Moving from dictionary-based machine learning to analyzing the entire page with the context of its content can achieve better results. The deep learning network itself, is a kind of neural network, which is characterized by a large number of hidden layers. Thanks to the deep connections, the algorithm is able to understand the context of the analyzed content. The use of deep learning to classify URLs allows us to bypass the problem of the severity of a word and the resulting miscategorization. The algorithm is able to determine on its own that a word is out of context, so that it is not taken into account during the categorization process. In addition, the use of deep neural networks returns information on how confidently it has classified the studied page. It may so happen that the analyzed site contains text from multiple categories, or does not contain enough words.
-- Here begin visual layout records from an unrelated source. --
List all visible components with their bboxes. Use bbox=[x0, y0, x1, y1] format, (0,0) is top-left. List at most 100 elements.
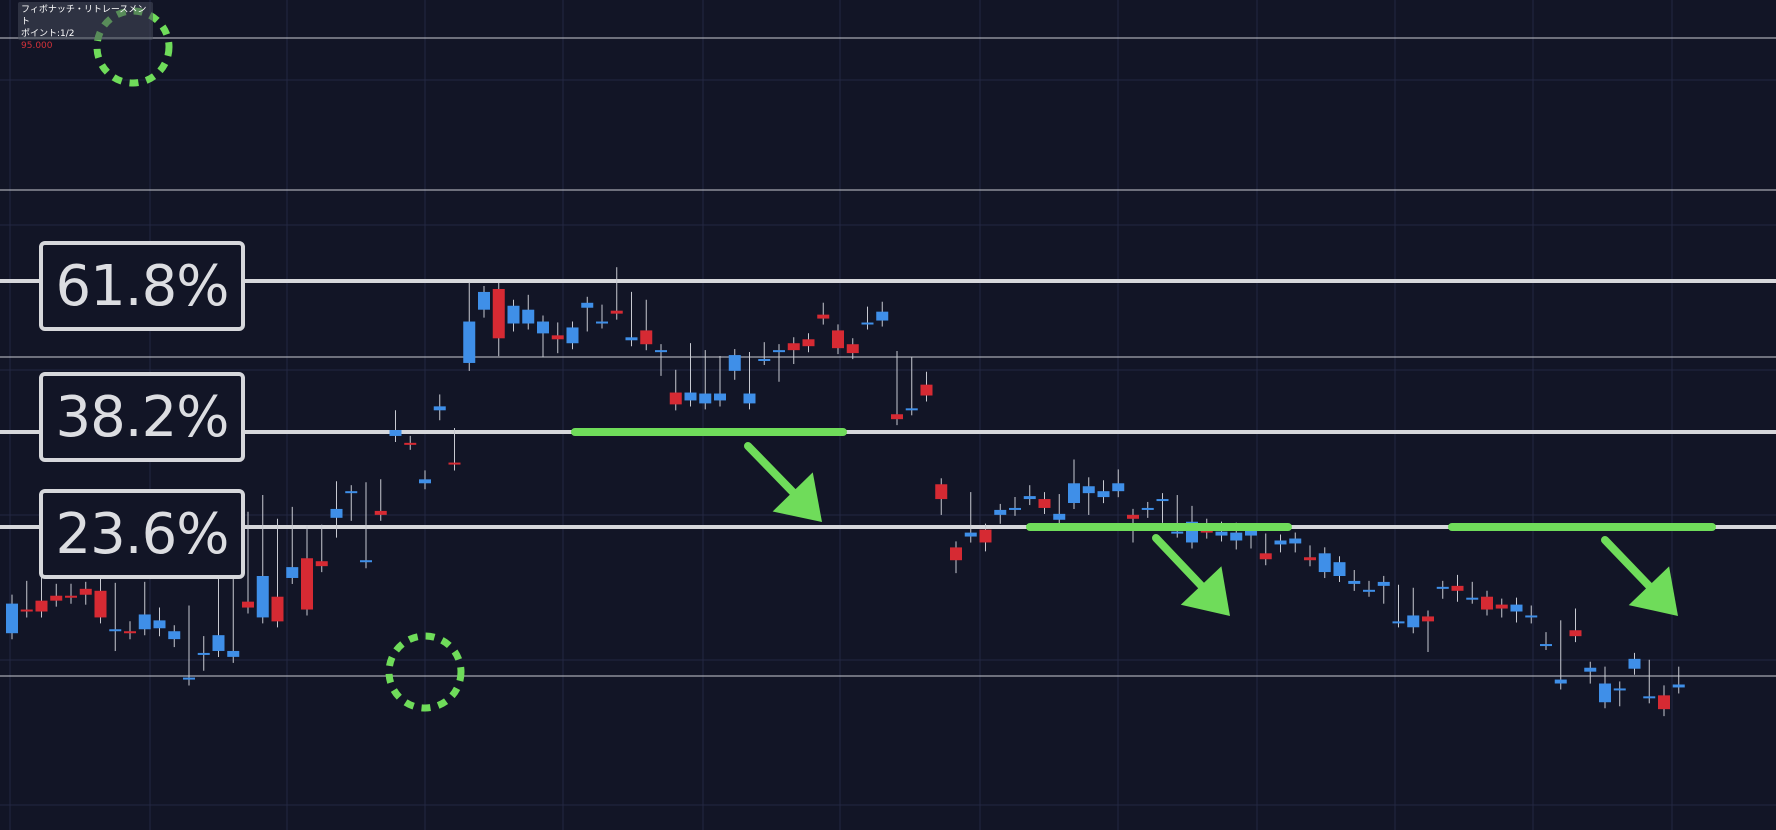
candle-body bbox=[153, 620, 166, 629]
candle-body bbox=[35, 600, 48, 612]
candle-body bbox=[1318, 553, 1331, 573]
candle-body bbox=[448, 462, 461, 465]
candle-body bbox=[242, 601, 254, 608]
candle-body bbox=[537, 321, 549, 334]
candle-body bbox=[1481, 596, 1493, 610]
candle-body bbox=[183, 677, 195, 680]
candle-body bbox=[463, 321, 476, 363]
fib-level-236-badge: 23.6% bbox=[39, 489, 245, 579]
candle-body bbox=[286, 567, 299, 578]
candle-body bbox=[1643, 696, 1656, 699]
candle-body bbox=[109, 629, 122, 632]
candle-body bbox=[1466, 597, 1479, 600]
candle-body bbox=[1510, 604, 1523, 612]
tool-name: フィボナッチ・リトレースメント bbox=[21, 5, 147, 27]
fibonacci-lines bbox=[0, 37, 1776, 677]
candle-body bbox=[404, 442, 417, 445]
candle-body bbox=[1245, 529, 1257, 536]
candle-body bbox=[20, 609, 33, 612]
candle-body bbox=[1097, 491, 1110, 498]
fib-level-618-badge: 61.8% bbox=[39, 241, 245, 331]
candle-body bbox=[1171, 531, 1184, 534]
candle-body bbox=[212, 635, 225, 651]
candle-body bbox=[1554, 679, 1567, 684]
candle-body bbox=[581, 302, 594, 308]
candle-body bbox=[1082, 486, 1095, 494]
candle-body bbox=[522, 309, 535, 324]
down-arrow-icon bbox=[1152, 534, 1230, 616]
candle-body bbox=[773, 350, 785, 353]
arrow-head bbox=[1628, 566, 1678, 616]
candle-body bbox=[669, 392, 682, 405]
down-arrow-icon bbox=[1601, 536, 1678, 616]
candle-body bbox=[1377, 581, 1390, 586]
candle-body bbox=[1053, 513, 1066, 520]
candle-body bbox=[758, 359, 771, 362]
candle-body bbox=[787, 343, 800, 351]
candle-body bbox=[507, 305, 520, 324]
candle-body bbox=[994, 509, 1007, 515]
candle-body bbox=[610, 310, 623, 314]
candle-body bbox=[271, 596, 284, 622]
candle-body bbox=[1672, 684, 1685, 688]
candle-body bbox=[345, 491, 358, 494]
candle-body bbox=[1436, 586, 1449, 589]
candle-body bbox=[65, 595, 77, 598]
candle-body bbox=[1112, 483, 1125, 492]
tool-value: 95.000 bbox=[21, 41, 53, 51]
candle-body bbox=[655, 350, 667, 353]
candle-body bbox=[1658, 695, 1670, 710]
candle-body bbox=[1068, 483, 1080, 504]
candle-body bbox=[6, 603, 18, 634]
candle-body bbox=[905, 408, 918, 411]
fib-level-label: 38.2% bbox=[55, 384, 230, 450]
fib-level-label: 61.8% bbox=[55, 253, 230, 319]
candle-body bbox=[197, 652, 210, 655]
candle-body bbox=[728, 355, 741, 371]
candle-body bbox=[1274, 540, 1287, 545]
candle-body bbox=[492, 288, 505, 339]
candle-body bbox=[625, 337, 638, 341]
candle-body bbox=[1141, 507, 1154, 510]
candle-body bbox=[1628, 658, 1641, 669]
candle-body bbox=[1215, 531, 1228, 536]
candle-body bbox=[50, 595, 63, 601]
candle-body bbox=[360, 560, 372, 563]
arrow-head bbox=[1180, 566, 1230, 616]
candle-body bbox=[1127, 514, 1139, 519]
annotations bbox=[93, 7, 1716, 712]
candle-body bbox=[301, 558, 313, 610]
candle-body bbox=[256, 576, 269, 618]
candle-body bbox=[1259, 553, 1272, 560]
fibonacci-tool-label[interactable]: フィボナッチ・リトレースメント ポイント:1/2 95.000 bbox=[18, 2, 153, 51]
tool-points: ポイント:1/2 bbox=[21, 29, 75, 39]
swing-high-marker bbox=[93, 7, 173, 87]
candle-body bbox=[964, 532, 977, 537]
candle-body bbox=[124, 631, 136, 634]
candle-body bbox=[227, 650, 240, 657]
arrow-shaft bbox=[1152, 534, 1206, 590]
candle-body bbox=[419, 479, 431, 484]
candle-body bbox=[168, 631, 181, 640]
candle-body bbox=[950, 547, 962, 561]
candle-body bbox=[714, 393, 726, 401]
fib-level-label: 23.6% bbox=[55, 501, 230, 567]
candle-body bbox=[1304, 557, 1316, 561]
candle-body bbox=[1407, 615, 1420, 628]
candle-body bbox=[138, 614, 151, 630]
candle-body bbox=[1333, 562, 1346, 576]
candle-body bbox=[1613, 688, 1626, 691]
candle-body bbox=[979, 529, 992, 543]
candle-body bbox=[1156, 499, 1169, 502]
candle-body bbox=[802, 339, 815, 347]
candles bbox=[6, 267, 1685, 717]
candle-body bbox=[832, 330, 844, 349]
candle-body bbox=[1422, 616, 1434, 622]
candle-body bbox=[1495, 604, 1508, 609]
candle-body bbox=[330, 508, 343, 518]
candle-body bbox=[1584, 667, 1597, 672]
candle-body bbox=[433, 406, 446, 411]
candle-body bbox=[374, 510, 387, 515]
In such a case, the algorithm will return a category score of 10 or 20%, informing the user that it is not sure of its categorization.

BTC AI Website Classification.

The BTC AI solution for URL classification uses two methods simultaneously, returning information to the user simultaneously regarding machine learning and deep learning categories. The goal of the classifier is automatic threat detection and more effective management by monitoring employee activity. Advanced algorithms provide IT administrators with useful information about system users, so they can effectively manage IT infrastructure, as well as ensure data security. Web pages are analyzed in detail in terms of structure and categories.

What does the website classifier tell you about?

  • Page language The parameter indicates whether the language of the page has been correctly detected.
  • SSL certificate The system checks whether the site is secured with an SSL certificate.
  • List of gambling sites The system checks whether the site appears in the Ministry of Finance database of gambling sites. The Ministry of Finance Sites Register (https://hazard.mf.gov.pl/) – is a database of gambling sites that are used to offer gambling in violation of the law.
  • Secure structure The system analyzes the presence of tags on the page and, based on this, assesses whether the page structure is secure.
  • Safe category The system checks whether a Web site classifies itself into categories considered safe. Ultimately, pornography and gambling are unsafe categories.
  • CERT List The system checks whether a site appears in the CERT database. CERT List (https://www.cert.pl/) – is a database of sites considered dangerous.
  • List of sites containing malware The system checks whether the site appears in the URL Haus database. URL Haus list (https://urlhaus.abuse.ch/) – is a database of sites containing malware.
  • Redirects The system checks whether a page contains redirects. Pages containing redirects are considered suspicious pages.